Member states back ban on unsafe food colourant linked with cancer risk

The draft measure will now be sent to the European Parliament and Council for scrutiny for a period of three months. [shutterstock.com/image-photo/che…]

EU countries have backed the European Commission’s proposal to ban the use of the common food additive titanium dioxide after the European food safety agency deemed it to be unsafe, paving the way for a potential ban in 2022.

The standing committee on plant, animals, food and feed (scoPAFF) voted in favour of a proposal submitted by the Commission to ban the food additive from all applications in food products on Friday (8 October).

The move brings a potential outright ban on the substance, earmarked for 2022, one step closer.

The draft measure will now be sent to the European Parliament and Council for scrutiny for a period of three months.

Unless an objection is adopted by the end of the year by either the Council or the European Parliament, the text will enter into force in early 2022. This will then kick-off a six-month phasing out period after which a full ban will apply in food products

Welcoming the news, Health and Food Safety Commissioner Stella Kyriakides stressed that the safety of European food and the health of EU consumers is “not negotiable”.

“Today, we act decisively with our member states, based on sound science, to remove a risk from a chemical used in food,” she said.

Titanium dioxide (known as E171) is a common food additive which is used as a white food colourant in a number of products such as chewing gum, pastries, food supplements, soups and broths. It has no nutritional or functional benefits in food.

E171 is composed of a mix of titanium dioxide particles, which, due to their extremely small size, are classified as nanoparticles. The concern is that these nanoparticles may be able to infiltrate the natural protective barriers of the human body and pass into the body.

The main food categories where E171 can be found include baked goods, soups, broths and sauces, although its use is also widespread in hundreds of everyday products such as toothpaste, cosmetics and sunscreen.

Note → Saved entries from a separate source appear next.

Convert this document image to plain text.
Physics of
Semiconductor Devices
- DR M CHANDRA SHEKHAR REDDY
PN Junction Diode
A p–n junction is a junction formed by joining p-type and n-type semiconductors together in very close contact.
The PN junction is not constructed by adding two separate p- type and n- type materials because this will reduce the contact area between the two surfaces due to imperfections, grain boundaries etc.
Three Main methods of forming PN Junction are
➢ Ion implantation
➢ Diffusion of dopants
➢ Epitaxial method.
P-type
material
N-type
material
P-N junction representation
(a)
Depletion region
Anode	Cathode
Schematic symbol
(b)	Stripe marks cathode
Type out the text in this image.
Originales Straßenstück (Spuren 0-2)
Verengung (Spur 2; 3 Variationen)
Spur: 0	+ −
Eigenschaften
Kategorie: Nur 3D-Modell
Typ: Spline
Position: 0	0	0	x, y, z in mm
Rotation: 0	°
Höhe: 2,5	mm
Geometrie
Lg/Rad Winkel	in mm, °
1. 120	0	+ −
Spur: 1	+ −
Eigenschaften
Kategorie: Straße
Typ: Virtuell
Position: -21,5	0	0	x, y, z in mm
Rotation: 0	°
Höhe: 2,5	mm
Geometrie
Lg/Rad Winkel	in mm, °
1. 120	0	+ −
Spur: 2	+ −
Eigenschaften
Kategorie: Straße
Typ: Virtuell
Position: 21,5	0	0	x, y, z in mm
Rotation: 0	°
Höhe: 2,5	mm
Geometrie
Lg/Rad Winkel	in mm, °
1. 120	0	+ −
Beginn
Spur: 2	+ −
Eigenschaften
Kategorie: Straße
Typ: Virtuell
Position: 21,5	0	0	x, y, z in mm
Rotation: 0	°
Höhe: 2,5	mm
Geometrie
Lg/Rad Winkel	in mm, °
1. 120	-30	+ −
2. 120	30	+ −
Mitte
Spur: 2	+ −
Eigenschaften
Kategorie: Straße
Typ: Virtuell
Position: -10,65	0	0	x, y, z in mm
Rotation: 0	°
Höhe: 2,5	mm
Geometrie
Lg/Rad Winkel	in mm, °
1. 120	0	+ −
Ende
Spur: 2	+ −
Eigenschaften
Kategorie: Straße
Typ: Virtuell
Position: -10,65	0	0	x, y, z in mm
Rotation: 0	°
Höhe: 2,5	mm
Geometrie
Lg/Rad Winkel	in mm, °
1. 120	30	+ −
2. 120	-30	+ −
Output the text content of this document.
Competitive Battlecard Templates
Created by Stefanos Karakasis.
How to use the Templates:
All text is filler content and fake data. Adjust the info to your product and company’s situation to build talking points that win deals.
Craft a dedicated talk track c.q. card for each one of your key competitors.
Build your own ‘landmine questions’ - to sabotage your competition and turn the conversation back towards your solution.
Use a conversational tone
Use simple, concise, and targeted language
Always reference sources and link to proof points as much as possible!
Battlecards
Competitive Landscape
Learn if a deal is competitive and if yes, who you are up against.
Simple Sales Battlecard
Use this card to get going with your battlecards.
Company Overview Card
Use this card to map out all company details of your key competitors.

In May this year, the EU food safety authority (EFSA) found that concern for genotoxicity “could not be ruled out” and, consequently, a “safe level for daily intake of the food additive could not be established”.

Genotoxicity refers to the ability of a chemical substance to damage DNA, the genetic material of cells, which may then lead to carcinogenic effects.

The conclusion contradicted an earlier conclusion and set works in motion for an EU-wide ban of the substance after a decade of debate.

EU U-turns on 'unsafe' common food additive linked with cancer risk

The European Food Safety Agency (EFSA) has deemed titanium dioxide, a widely used food additive, to be unsafe in its latest study, contradicting an earlier conclusion and paving the way for an EU-wide ban after a decade of debate.

Reacting to the vote, Camille Perrin, senior food policy officer at the consumer group BEUC, called this a “further nail in the coffin” of titanium dioxide as a food additive.

“Food makers roughly have until mid-2022 to remove E171 from their products,” she said, adding that the colourant has already largely disappeared from food products’ ingredient lists in many EU countries, but is still found in some chewing-gums, confectionery and cake decoration products.

“Titanium dioxide has no place any longer in our food,” she stressed.

Meanwhile, consumer advocacy group SAFE said the news would be welcomed by NGOs and consumers alike.

“An EU-wide ban of this potentially harmful substance has been called for at EU level for
years by NGOs and MEPs,” the group pointed out in an online statement.